IP threat triage is the process of rapidly assessing whether an IP address poses a security risk by cross-referencing it against multiple threat intelligence databases simultaneously. This tool aggregates data from Shodan's pre-scanned port/vulnerability database, BGP routing information, mass-scanner detection, crowd-sourced threat intelligence, network abuse contacts, and known botnet command-and-control lists to produce a composite risk assessment.
Key Terminology
- GreyNoise
- A service that identifies IPs performing mass internet scanning. If an IP appears in GreyNoise, it's scanning the entire internet — which may be benign (Shodan, Censys) or malicious (botnets, credential stuffing).
- Feodo Tracker
- A project by abuse.ch that tracks botnet command-and-control servers. IPs on this list are confirmed C2 infrastructure for malware families like Dridex, TrickBot, Emotet, and QakBot.
- CPE
- Common Platform Enumeration — a standardized naming scheme for software, hardware, and operating systems. Shodan uses CPEs to identify what services are running on a host.
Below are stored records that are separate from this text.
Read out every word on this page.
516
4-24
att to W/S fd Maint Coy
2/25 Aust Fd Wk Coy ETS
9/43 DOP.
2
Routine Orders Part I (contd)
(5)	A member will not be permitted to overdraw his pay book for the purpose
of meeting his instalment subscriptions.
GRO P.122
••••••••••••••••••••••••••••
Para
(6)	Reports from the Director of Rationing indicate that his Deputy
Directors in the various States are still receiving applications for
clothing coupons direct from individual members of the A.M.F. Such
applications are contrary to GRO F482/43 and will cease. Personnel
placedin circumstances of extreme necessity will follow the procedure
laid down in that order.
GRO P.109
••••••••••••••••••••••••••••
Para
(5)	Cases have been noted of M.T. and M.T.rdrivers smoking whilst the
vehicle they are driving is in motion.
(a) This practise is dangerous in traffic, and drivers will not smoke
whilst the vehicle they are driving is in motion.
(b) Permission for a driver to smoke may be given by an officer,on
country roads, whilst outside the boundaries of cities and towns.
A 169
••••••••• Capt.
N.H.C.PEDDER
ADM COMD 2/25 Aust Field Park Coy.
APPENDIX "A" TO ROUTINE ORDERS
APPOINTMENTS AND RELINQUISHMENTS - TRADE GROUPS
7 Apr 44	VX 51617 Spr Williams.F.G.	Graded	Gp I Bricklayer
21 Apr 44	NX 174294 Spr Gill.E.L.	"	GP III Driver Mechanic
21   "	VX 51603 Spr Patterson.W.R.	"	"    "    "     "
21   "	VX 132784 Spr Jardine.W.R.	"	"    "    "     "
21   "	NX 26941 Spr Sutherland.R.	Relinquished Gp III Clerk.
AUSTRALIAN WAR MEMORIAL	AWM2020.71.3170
🎯 IP Threat Triage — Frequently Asked Questions
What data sources does IP Threat Triage use?
It queries Shodan InternetDB for open ports, CVEs, and CPEs; BGPView for ASN and prefix data; GreyNoise Community API for mass-scanner detection; OTX AlienVault for threat intelligence pulses; RIPE Stat for abuse contacts and network information; Feodo Tracker for botnet command-and-control detection; and RDAP for structured IP registration data.
What does the IP Triage tool check?
It performs geolocation, WHOIS lookup, reverse DNS, port scanning via Shodan InternetDB, ASN identification, threat intelligence via AbuseIPDB and GreyNoise, blocklist checks, and identifies whether the IP belongs to a cloud provider, VPN, or Tor exit node.
How is IP Triage different from a standard IP lookup?
Standard IP lookups show basic geolocation. IP Triage aggregates data from 10+ intelligence sources simultaneously, providing threat scores, abuse reports, open ports, CVEs, hosting provider detection, and cross-links to deeper analysis tools.